In a long-ago era, (before 2010 when King Felix won the AL Cy Young with a 13-12 W/L record), Max Scherzer’s 19-2 record would result in a runaway win for the Tiger righty. But now that the win statiistic has been dispatched to the relevancy of Pluto, it’s going to take more than “Hey 19″ to give Max the hardware.

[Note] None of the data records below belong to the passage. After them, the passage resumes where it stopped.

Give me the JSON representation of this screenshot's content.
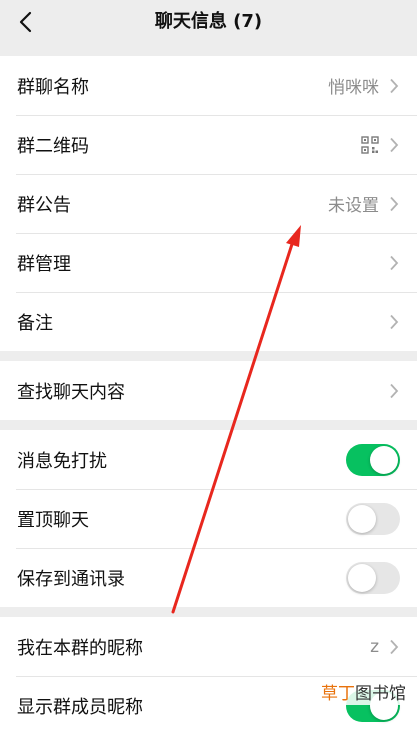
{
  "header": {
    "title": "聊天信息 (7)"
  },
  "group1": {
    "group_name": {
      "label": "群聊名称",
      "value": "悄咪咪"
    },
    "qrcode": {
      "label": "群二维码"
    },
    "announcement": {
      "label": "群公告",
      "value": "未设置"
    },
    "management": {
      "label": "群管理"
    },
    "remark": {
      "label": "备注"
    }
  },
  "group2": {
    "search": {
      "label": "查找聊天内容"
    }
  },
  "group3": {
    "mute": {
      "label": "消息免打扰",
      "enabled": true
    },
    "pin": {
      "label": "置顶聊天",
      "enabled": false
    },
    "save_contacts": {
      "label": "保存到通讯录",
      "enabled": false
    }
  },
  "group4": {
    "nickname": {
      "label": "我在本群的昵称",
      "value": "z"
    },
    "show_nicknames": {
      "label": "显示群成员昵称",
      "enabled": true
    }
  },
  "watermark": {
    "accent": "草丁",
    "rest": "图书馆"
  },
  "colors": {
    "toggle_on": "#07c160",
    "annotation_arrow": "#e8271e",
    "background": "#ededed"
  }
}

Fortunately, he’s put together a nice resume that can let the win lambs lie down with the sabermetics lions:  tops in the league in WHIP (0.94)  second in WAR at 6.0 (behind Chris Sale’s 6.4), second in Fielding Independent Pitching (2.84, trailing his teammate Annibal Sanchez’s 2.42), second in Adjusted ERA + (behind Sanchez again), and since his team is winning the AL Central in a walk, Max can make dinner reservations with Miggy for a table for 4 and let their trophies take the extra chairs.

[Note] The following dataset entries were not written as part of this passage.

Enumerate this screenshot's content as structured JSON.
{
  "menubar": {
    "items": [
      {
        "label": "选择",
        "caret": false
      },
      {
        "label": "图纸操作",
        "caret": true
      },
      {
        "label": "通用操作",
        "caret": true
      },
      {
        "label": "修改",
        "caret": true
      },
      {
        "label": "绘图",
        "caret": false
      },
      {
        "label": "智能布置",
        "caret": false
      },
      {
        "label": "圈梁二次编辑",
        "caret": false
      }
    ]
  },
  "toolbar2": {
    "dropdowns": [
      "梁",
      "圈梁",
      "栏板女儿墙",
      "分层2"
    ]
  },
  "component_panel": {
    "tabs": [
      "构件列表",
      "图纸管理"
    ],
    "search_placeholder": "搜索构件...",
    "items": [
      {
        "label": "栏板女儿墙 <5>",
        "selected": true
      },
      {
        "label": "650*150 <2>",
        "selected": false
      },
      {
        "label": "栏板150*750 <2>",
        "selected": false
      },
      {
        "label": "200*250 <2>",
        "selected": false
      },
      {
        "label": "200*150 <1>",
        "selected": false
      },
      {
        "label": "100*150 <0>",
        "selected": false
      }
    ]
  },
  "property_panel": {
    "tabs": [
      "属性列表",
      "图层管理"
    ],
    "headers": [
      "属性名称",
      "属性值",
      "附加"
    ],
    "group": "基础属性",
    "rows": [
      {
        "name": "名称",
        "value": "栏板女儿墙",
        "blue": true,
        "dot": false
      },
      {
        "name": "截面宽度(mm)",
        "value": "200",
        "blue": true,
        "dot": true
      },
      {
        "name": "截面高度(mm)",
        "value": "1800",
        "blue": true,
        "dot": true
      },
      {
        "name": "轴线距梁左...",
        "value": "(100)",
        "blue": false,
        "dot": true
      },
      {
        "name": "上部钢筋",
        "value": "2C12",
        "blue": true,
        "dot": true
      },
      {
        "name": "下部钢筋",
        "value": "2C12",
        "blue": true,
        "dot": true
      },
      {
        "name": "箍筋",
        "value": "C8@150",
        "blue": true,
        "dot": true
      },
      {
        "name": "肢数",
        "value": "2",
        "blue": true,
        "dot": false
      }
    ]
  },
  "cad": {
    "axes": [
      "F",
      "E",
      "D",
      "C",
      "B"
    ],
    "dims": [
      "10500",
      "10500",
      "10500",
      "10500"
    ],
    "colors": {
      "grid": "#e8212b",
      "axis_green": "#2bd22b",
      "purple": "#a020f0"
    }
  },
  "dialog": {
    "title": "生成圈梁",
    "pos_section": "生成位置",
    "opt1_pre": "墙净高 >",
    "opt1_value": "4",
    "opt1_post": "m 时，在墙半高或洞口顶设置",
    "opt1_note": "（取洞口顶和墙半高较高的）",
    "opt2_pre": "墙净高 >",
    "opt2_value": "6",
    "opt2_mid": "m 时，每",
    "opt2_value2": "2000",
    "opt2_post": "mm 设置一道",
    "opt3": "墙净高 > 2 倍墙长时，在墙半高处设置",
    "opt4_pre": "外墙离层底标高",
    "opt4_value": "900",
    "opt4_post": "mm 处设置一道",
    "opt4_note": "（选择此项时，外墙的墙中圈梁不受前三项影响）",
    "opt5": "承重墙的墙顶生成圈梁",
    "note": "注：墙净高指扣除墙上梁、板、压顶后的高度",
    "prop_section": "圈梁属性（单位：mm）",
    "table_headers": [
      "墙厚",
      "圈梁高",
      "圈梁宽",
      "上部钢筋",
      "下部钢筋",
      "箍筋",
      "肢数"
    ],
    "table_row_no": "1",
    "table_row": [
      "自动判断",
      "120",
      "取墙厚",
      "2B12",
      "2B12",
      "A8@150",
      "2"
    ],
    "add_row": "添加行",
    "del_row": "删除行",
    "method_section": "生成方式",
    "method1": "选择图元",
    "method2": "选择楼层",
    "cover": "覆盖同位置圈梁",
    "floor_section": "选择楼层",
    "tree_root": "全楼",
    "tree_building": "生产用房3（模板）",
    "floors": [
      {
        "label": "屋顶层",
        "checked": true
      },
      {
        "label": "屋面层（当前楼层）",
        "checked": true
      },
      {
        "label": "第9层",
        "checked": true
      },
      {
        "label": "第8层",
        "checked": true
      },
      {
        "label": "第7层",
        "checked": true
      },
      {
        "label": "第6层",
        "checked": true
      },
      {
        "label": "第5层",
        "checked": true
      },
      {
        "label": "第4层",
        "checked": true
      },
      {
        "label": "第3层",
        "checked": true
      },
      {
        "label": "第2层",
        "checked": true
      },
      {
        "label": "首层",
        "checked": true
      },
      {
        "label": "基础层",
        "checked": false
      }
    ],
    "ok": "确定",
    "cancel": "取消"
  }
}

Since MLB loves to add wild cards, let me add one here: Boston’s Koji Uehara has retired 27 straight hitters as I write this and has some legit Cy Young stats: 64 1/3 IP, 3-0, 18 SV, 89 Ks, 1.12 ERA, 0.59 WHIP, .132 BAA and his 3..8 Win Probability Added is second in baseball only behind Clayton Kershaw’s 4.6.

Note to you budding sports talk show producers out there: you can never go wrong with the awards debate. It gives us something to go round about until several twits in the BWAA leave Greg Maddux off the 2014 Hall of Fame ballot. Then, there will be blood.